Source: Ce Soir Imports Price: $14 Closure: Conventional Cork

Web: www.salvadorpoveda.com

Toscar Syrah 2005

 

Toscar Syrah 2005

 

I've got 4 wines here from Alicate, so I sat down today and went through the lot.  Quite impressive for the asking price of $14, all of the wines are well balanced, show well ripened fruit character, are mostly medium boddied and easy to drink. Its the kind of stuff that is a great midweek drink or for the BBQ on the weekend. Well any time really. First up is this Syrah.

Aromas of plums and dark cherry, a touch of pepper, dried herbs and earth. In the mouth its smooth and balanced, medium bodied with light tannins and a touch of acid. Rustic with a bit of polish and well made from obviously good fruit. The palate mirrors the nose for the most part, but adds a bit of prune and more black pepper. Nice light, no hassle drinking that is well worth grabbing if you want something a bit different with your pasta or grilled meat. 87 Pts.

Source: Ce Soir Imports Price: $14 Closure: Conventional Cork

Web: www.salvadorpoveda.com 

Lustau “Escuadrilla” Amontillado

Lustau "Escuadrilla" Amontillado 

Just a quick note today, I've got a load of painting to finish off before the end of the week. I'm mainly a fino/manzanilla guy, but I do enjoy a bit of older sherry action from time to time. Amontillado is a handy style as it goes well with cheese and is great with soup to start off a meal. 

In the glass its the colour of molasses. Fresh and vibrant nose of crushed almonds and peacans, coffee, and a touch of orange rind. In the mouth its savoury and mouth coating, but balanced by the acid and a touch of heat. Good length with an orange and coffee twist. Goes well with a wedge of hard cheese.  90 Pts.

Source: Boccaccio Cellars Price: $19 (375ml) Closure: Conventional Cork

Web: www.emilio-lustau.com

Alvaro Palacios Finca Dofi 2000

 

Alvaro Palacios Finca Dofi 2000

 The second of my Priorat auction purchases went much better.

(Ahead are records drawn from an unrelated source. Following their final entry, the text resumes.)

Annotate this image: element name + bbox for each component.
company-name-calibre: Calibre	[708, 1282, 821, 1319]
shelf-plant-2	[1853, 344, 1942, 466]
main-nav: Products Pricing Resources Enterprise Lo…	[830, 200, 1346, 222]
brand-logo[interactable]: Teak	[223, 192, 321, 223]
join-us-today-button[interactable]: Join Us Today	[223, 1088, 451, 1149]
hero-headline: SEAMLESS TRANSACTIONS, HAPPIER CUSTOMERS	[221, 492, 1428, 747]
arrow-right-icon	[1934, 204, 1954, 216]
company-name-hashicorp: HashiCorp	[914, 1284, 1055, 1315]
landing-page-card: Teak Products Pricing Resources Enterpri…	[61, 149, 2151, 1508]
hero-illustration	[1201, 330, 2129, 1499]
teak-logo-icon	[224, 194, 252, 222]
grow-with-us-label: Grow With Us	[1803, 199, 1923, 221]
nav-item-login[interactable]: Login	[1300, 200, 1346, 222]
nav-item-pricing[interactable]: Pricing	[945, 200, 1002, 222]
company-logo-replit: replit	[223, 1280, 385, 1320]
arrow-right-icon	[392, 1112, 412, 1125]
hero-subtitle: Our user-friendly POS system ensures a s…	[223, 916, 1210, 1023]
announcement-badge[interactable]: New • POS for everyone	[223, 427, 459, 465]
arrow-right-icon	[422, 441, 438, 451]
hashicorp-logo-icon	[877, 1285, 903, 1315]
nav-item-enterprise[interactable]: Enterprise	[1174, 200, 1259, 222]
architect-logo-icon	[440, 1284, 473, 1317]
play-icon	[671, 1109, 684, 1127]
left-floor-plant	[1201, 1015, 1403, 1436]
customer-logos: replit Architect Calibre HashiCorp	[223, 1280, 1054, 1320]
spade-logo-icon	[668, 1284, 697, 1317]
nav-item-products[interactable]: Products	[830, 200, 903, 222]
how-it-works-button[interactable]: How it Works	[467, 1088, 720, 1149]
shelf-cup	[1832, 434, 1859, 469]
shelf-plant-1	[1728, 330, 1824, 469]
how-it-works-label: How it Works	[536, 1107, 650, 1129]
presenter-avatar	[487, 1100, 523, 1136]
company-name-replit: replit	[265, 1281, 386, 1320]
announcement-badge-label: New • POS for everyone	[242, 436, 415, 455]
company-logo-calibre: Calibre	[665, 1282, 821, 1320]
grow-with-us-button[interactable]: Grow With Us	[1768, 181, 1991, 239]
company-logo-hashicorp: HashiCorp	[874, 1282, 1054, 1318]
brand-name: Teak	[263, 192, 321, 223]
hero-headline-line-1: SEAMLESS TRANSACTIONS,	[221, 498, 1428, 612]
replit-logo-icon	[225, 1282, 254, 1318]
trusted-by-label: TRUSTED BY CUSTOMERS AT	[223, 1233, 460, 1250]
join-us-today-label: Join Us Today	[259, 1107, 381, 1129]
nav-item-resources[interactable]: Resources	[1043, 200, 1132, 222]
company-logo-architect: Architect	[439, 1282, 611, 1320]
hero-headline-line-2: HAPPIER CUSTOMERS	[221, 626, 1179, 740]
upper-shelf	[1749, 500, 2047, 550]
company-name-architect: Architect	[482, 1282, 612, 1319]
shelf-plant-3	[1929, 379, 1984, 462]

One of the problems with buying wine at auction is you never really know whats happened to it before it got to the auction house.  I've had good luck so far and have usually picked up very well stored bottles.  While there is still a very small amount of Spanish wine sold at auction, it is growing and the prices seem to be quite good.

 

The nose is almost non-existent on pouring, a lot of vigorous swirling bought it up a bit, however I think it needed more time in the decanter. A touch of rose, raspberry leaf, ripe red and black fruits with some hot rocks. In the mouth its a glorious drink, plenty of soft, refined tannins, well structured and balanced with an acid backbone. notes of dark cherry, raspberry and plum with black pepper, sage and loads of minerals. A long finish with more of those lovely minerals. Right in its drinking window now, but will last another 5 years in the cellar with no problems.  

Source: Auction Price Range: $55-$70 Closure: Conventional Cork

Clos Mogador 1996

 

Clos Mogador 1996

I picked up this wine and a bottle of 2000 Finca Dofi from auction to see how they were looking and to test the theory that these wines from Priorat can age well and develop additional complexity. While there is quite a bit of old vine material in the region, modern methods have only been used in the last 20 years, so its a fairly young region that's in a constant state of innovation. Plus its not an easy working environment: the hills are all shisty rocks on steep slopes and it can be bloody hot here so keeping everything from the picked grapes to the bottles in the cellar cool is very important. I have noticed that from around 2000 onward there has been a big jump in quality from many producers, so I was interested to see what this bottle looked like.

 

Opened up quite mousey and earthy, a touch of old raspberry leaf with subtle red and black fruits. None of the classic soot character. Disappointing, there were a few questions about TCA on the nose, but I don't think so. A touch of brett perhaps. The palate is much better showing some trademark minerals and rocks, raspberry, dark cherry and plums. A touch of old leather and barnyard but really quite simple.  Quiet pleasant to drink but nothing special. I went back to it a couple of hours later and it was looking much better, it had lost that mousy character and was not showing some mountain herbs, richer fruit and more complexity.  So if you've got some in the cellar, a couple of hours decant at minimum.